One of a multitude, is an extremely well-written memoir, although it recollects on the hard upbringings of a working-class boy in the mid 19th century, his writing and understanding of the world is polished and impeccable! Unfortunately for those of George’s place in society and the area he grew up, education was not a long-lived luxury ‘In this struggle the working man’s wife and children stood as both the major obstacle to financial security and the chief means of warding off destitution. There was not only the continuing cost of feeding, clothing and probably educating an increasing family, but the unpredictable yet inevitable financial disasters of childbirth, sickness and death’ (Vincent, 1980)
Education and love for books is something that George mentions more than once in his memoir, there is a distinct section of it that is dedicated to him explaining his enjoyment at attending school and the relationships he built with his teachers. These types of rapports are unheard of really in Victorian memoirs or literature; when the Victorian schoolteacher is thought of it is strict and cruel, as this was a time of physical punishment. Although mentioned by George in his memoir, he also mentions how fond of his new teacher Tonybee Hall; ‘I can hardly estimate the value of the influence these visits had over me. I felt that a new ray of light was being shed into my life; instead of head-patting or condescension my teacher treated me as a comrade and equal, for which I was grateful.’ (Acorn, 1912) Throughout the entirety of the memoir, the period that Acorn describes his school life and education is the most which gets noted with names, places, and experiences, in comparison to the rest of his memories he recites.
There is also an instance with the school keeper where George begins to stay behind to keep out of the family home, in this way he is able to keep up conversations with someone who he sees as educated and interesting. With the friendship growing there is more interaction
‘I had continued to help the school-keeper at odd moments, and as a reward he asked me to go into his house and have something…” Well, George, I’ve got a ticket for that, and if you’d like to go I’ll give it to you. Would you go if I let you have it ? “
Which would now in modern-day education seem inappropriate it is clear the school keeper is helping to advance George’s knowledge and introduce him to events and shows that he would not normally. By being bright and interested in his education, it shows this was in a way, helping him further his education and cultural knowledge by forming these friendships and bonds with his teachers.
It also mentioned later on that there were a number of reunions after his education with specific teachers such as Mr. Godfrey ‘Mr. Godfrey Warden remained our friend for some years after we had drifted out of his class.

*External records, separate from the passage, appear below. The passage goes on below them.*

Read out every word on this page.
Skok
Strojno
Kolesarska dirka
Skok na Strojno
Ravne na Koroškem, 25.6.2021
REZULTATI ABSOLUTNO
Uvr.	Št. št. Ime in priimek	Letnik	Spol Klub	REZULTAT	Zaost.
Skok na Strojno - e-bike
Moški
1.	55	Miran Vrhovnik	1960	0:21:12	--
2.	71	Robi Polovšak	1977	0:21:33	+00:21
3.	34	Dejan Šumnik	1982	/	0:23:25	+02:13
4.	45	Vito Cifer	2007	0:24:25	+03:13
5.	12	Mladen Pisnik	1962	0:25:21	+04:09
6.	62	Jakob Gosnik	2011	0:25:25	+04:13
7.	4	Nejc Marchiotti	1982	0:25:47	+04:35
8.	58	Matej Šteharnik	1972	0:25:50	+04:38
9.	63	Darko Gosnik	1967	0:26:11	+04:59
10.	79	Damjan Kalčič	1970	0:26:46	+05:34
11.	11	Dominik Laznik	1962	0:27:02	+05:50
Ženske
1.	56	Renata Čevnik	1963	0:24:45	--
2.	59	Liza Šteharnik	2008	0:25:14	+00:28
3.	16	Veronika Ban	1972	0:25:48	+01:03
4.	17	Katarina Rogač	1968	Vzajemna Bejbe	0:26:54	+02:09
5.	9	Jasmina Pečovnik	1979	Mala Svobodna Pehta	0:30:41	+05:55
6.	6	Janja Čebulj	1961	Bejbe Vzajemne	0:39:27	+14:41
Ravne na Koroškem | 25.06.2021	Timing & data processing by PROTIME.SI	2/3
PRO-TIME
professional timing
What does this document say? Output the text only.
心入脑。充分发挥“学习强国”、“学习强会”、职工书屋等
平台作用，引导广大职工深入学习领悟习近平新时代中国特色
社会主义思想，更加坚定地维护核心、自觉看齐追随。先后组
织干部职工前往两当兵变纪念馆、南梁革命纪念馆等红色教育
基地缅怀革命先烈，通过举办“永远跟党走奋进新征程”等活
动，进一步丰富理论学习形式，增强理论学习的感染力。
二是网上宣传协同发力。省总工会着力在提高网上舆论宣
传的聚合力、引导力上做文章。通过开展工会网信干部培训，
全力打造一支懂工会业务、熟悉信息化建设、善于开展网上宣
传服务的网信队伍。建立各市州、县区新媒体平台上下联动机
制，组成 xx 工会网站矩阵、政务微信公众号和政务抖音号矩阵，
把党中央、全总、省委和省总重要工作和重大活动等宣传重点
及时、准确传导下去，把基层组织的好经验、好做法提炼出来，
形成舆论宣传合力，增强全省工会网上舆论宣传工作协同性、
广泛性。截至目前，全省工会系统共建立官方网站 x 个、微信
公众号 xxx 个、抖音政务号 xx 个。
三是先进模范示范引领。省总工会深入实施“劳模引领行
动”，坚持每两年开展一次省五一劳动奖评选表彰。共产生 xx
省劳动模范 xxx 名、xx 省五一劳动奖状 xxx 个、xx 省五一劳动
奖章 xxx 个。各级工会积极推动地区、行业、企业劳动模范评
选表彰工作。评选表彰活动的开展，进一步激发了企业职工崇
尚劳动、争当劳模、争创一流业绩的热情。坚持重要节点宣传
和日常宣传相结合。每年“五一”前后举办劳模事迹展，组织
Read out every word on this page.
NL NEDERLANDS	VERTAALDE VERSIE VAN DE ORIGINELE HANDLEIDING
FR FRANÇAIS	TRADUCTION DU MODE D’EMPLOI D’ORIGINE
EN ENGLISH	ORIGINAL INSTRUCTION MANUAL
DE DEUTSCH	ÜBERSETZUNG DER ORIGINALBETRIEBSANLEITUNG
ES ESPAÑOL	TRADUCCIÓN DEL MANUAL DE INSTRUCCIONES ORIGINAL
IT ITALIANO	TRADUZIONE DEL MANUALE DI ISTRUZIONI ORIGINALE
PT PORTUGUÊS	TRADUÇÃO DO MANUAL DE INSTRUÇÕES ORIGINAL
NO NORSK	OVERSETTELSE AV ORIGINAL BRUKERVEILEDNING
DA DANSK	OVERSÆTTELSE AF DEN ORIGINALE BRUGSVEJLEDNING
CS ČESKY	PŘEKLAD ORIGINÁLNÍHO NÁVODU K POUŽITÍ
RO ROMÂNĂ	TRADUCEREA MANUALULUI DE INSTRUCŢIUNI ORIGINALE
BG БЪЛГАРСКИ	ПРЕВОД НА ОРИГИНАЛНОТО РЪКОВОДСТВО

Several reunions were effected, at which times he would take us to some West End entertainment ragged boys no longer, but straightforward, clean-living young men.’

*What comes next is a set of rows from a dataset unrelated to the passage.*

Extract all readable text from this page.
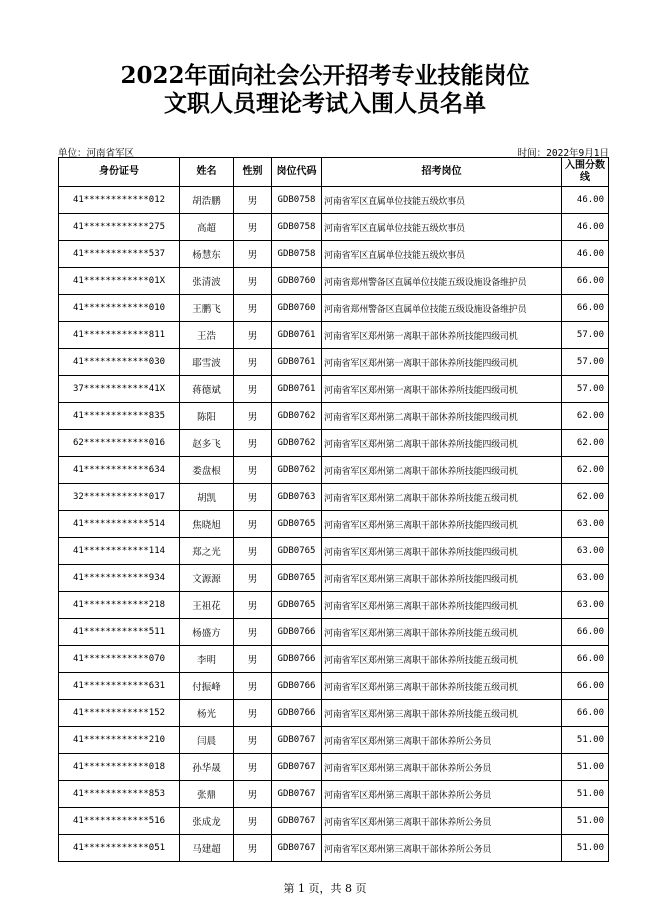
2022年面向社会公开招考专业技能岗位
文职人员理论考试入围人员名单
单位：河南省军区	时间：2022年9月1日
身份证号	姓名	性别	岗位代码	招考岗位	入围分数线
41************012	胡浩鹏	男	GDB0758	河南省军区直属单位技能五级炊事员	46.00
41************275	高超	男	GDB0758	河南省军区直属单位技能五级炊事员	46.00
41************537	杨慧东	男	GDB0758	河南省军区直属单位技能五级炊事员	46.00
41************01X	张清波	男	GDB0760	河南省郑州警备区直属单位技能五级设施设备维护员	66.00
41************010	王鹏飞	男	GDB0760	河南省郑州警备区直属单位技能五级设施设备维护员	66.00
41************811	王浩	男	GDB0761	河南省军区郑州第一离职干部休养所技能四级司机	57.00
41************030	耶雪波	男	GDB0761	河南省军区郑州第一离职干部休养所技能四级司机	57.00
37************41X	蒋德斌	男	GDB0761	河南省军区郑州第一离职干部休养所技能四级司机	57.00
41************835	陈阳	男	GDB0762	河南省军区郑州第二离职干部休养所技能四级司机	62.00
62************016	赵多飞	男	GDB0762	河南省军区郑州第二离职干部休养所技能四级司机	62.00
41************634	娄盘根	男	GDB0762	河南省军区郑州第二离职干部休养所技能四级司机	62.00
32************017	胡凯	男	GDB0763	河南省军区郑州第二离职干部休养所技能五级司机	62.00
41************514	焦晓旭	男	GDB0765	河南省军区郑州第三离职干部休养所技能四级司机	63.00
41************114	郑之光	男	GDB0765	河南省军区郑州第三离职干部休养所技能四级司机	63.00
41************934	文源源	男	GDB0765	河南省军区郑州第三离职干部休养所技能四级司机	63.00
41************218	王祖花	男	GDB0765	河南省军区郑州第三离职干部休养所技能四级司机	63.00
41************511	杨盛方	男	GDB0766	河南省军区郑州第三离职干部休养所技能五级司机	66.00
41************070	李明	男	GDB0766	河南省军区郑州第三离职干部休养所技能五级司机	66.00
41************631	付振峰	男	GDB0766	河南省军区郑州第三离职干部休养所技能五级司机	66.00
41************152	杨光	男	GDB0766	河南省军区郑州第三离职干部休养所技能五级司机	66.00
41************210	闫晨	男	GDB0767	河南省军区郑州第三离职干部休养所公务员	51.00
41************018	孙华晟	男	GDB0767	河南省军区郑州第三离职干部休养所公务员	51.00
41************853	张鼎	男	GDB0767	河南省军区郑州第三离职干部休养所公务员	51.00
41************516	张成龙	男	GDB0767	河南省军区郑州第三离职干部休养所公务员	51.00
41************051	马建超	男	GDB0767	河南省军区郑州第三离职干部休养所公务员	51.00
第 1 页，共 8 页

‘I was treated with remarkable consideration due, I suppose, to my late schoolmaster’s commendations and was given every opportunity to shine.’
With the prerequisite idea of Victorian schoolteachers in mind being very stern and strict, it shines through that George must have been a favorable boy not just in personality but to be intelligent enough to be taken in by teachers and members of staff and seen as a companion highlights what type of a person he was as a child and his interest in education and being educated.
Although within the chapters ‘The Street Arab’ and others, there are mentions of children playing and causing slight havoc, George almost always turns away from this and it proves how he was much more interested in education, learning rather than being influenced by his peers and the messing they were involved in. ‘I became suddenly aware that this was no place for me’ Even at the young age of still attending school, he was well aware of his surroundings which shows a particular sense of maturity. From page 105 and the words ‘at the age of twelve, I was withdrawn from school and sent out “to find a job.”’ (Acorn, 1912) the entire mood and tone of George changes as he talks about many other aspects of life which proves what really meant the most to him.
Acorn, G., 1912. One of the Mulitutde. 1 ed. London: W. Heinemann.
Childrens Homes, n.d. Childrens Homes History. [Online]
Available at: http://www.childrenshomes.org.uk/MileEndRaggedDB/
[Accessed 07 05 2021].
Vincent, D., 1980. Love and Death and the Nineteenth Century. Social History, 5(2), pp. 223-247.